Dalla crisi un possibile cambiamento radicale dell’Unione?

Ebbene, il complesso delle decisioni assunte e in fase di discussione per far fronte alla recessione economica che conseguirà alla diffusione del coronavirus contiene in nuce elementi che potrebbero cambiare radicalmente l’Unione.

Non solo il tabù del rispetto del Patto di stabilità, e con esso l’insieme delle norme e degli orientamenti economico-politici che reggono l’Unione da Maastricht in poi, è stato infranto. Non solo si discute pubblicamente di ipotesi concrete di accrescere sensibilmente il bilancio europeo, laddove fino a ieri si giocava al ribasso dello stesso. Si giunge ad ipotizzare come scenario di lavoro da approfondire l’emissione di eurobond (pudicamente ribattezzati “recovery bonds”) anche se limitati all’emergenza in corso.

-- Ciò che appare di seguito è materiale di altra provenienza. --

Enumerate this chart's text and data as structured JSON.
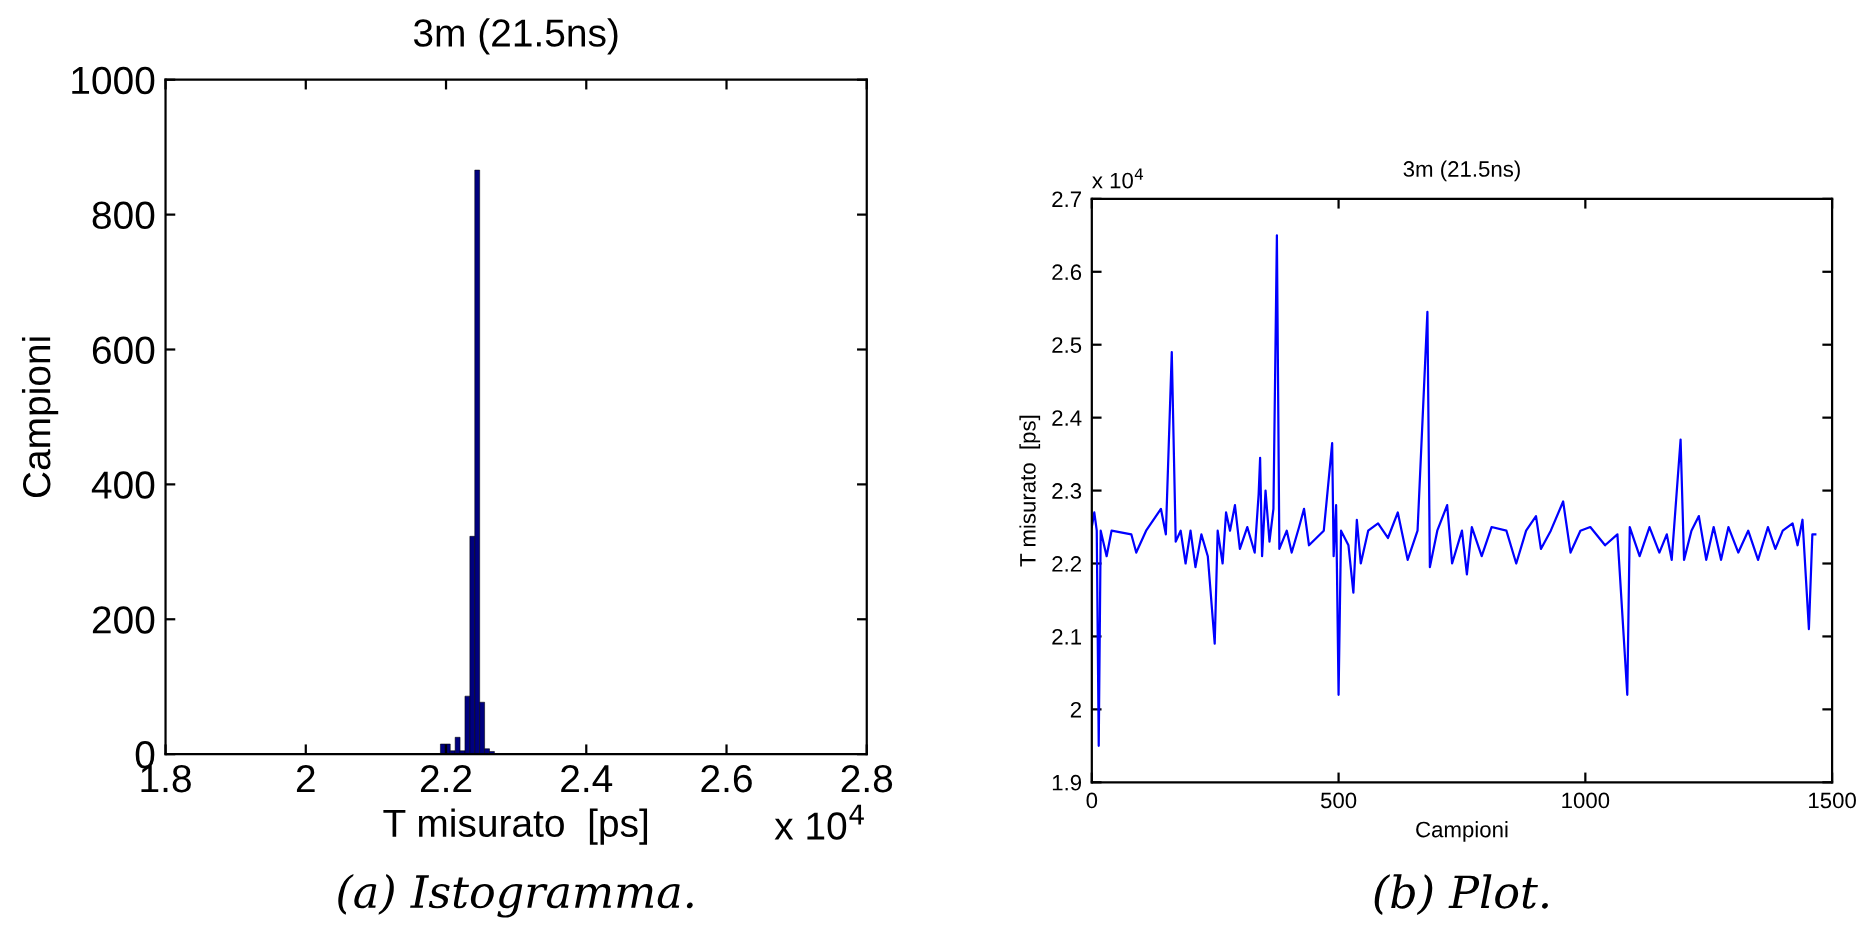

In questo senso il punto 4 menzionato sopra con riferimento alle conclusioni dell’Eurogruppo – il consesso dei Ministri dell’economia e delle finanze europei – rappresenta lo spiraglio attraverso il quale si intravvede la speranza, da parte degli uni, o il terrore, da parte degli altri, di un’istituzionalizzazione dell’uso generalizzato di strumenti comuni di debito.

Infatti, una volta passato il concetto che si possa fare debito comune per una specifica azione, non è difficile ipotizzare che il principio possa essere adottato o imposto per altre spese: ad esempio, non avrebbe senso finanziare attraverso titoli pubblici europei la ricerca scientifica? Perché non la difesa? E così via, di spesa in spesa, fino alla generalizzazione dell’uso di titoli pubblici per finanziare spese comuni, anche in disavanzo. È questo lo scenario che alcuni temono ed altri auspicano.

Debito comune vuol dire infatti economia comune. Dunque gestione economica condivisa, dunque cessione di sovranità in materia di politica fiscale dagli Stati nazionali alle Istituzioni europee.

Se veramente si arrivasse a questo, con le dovute procedure e tempi (lunghi, dovendosi cambiare i Trattati) o con scorciatoie più o meno dirette, si sanerebbe d’altro canto la zoppia del sistema euro attuale, che si regge su una politica monetaria comune affiancata da politiche fiscali nazionali. In un certo senso, sarebbe il rovesciamento dell’architettura esistente: delegare potere di politica economica alle Istituzioni dell’Ue sarebbe un salto verso la creazione di una realtà autenticamente federale.

È comprensibile, al di là dello schematismo paesi virtuosi/paesi inefficienti, che decisioni di tale portata, impensabili fino ad oggi e fortemente divisive sia per ragioni economiche che di principio, non possano che comportare negoziati difficilissimi. I prossimi mesi ci diranno presumibilmente se e come questa strada verrà intrapresa.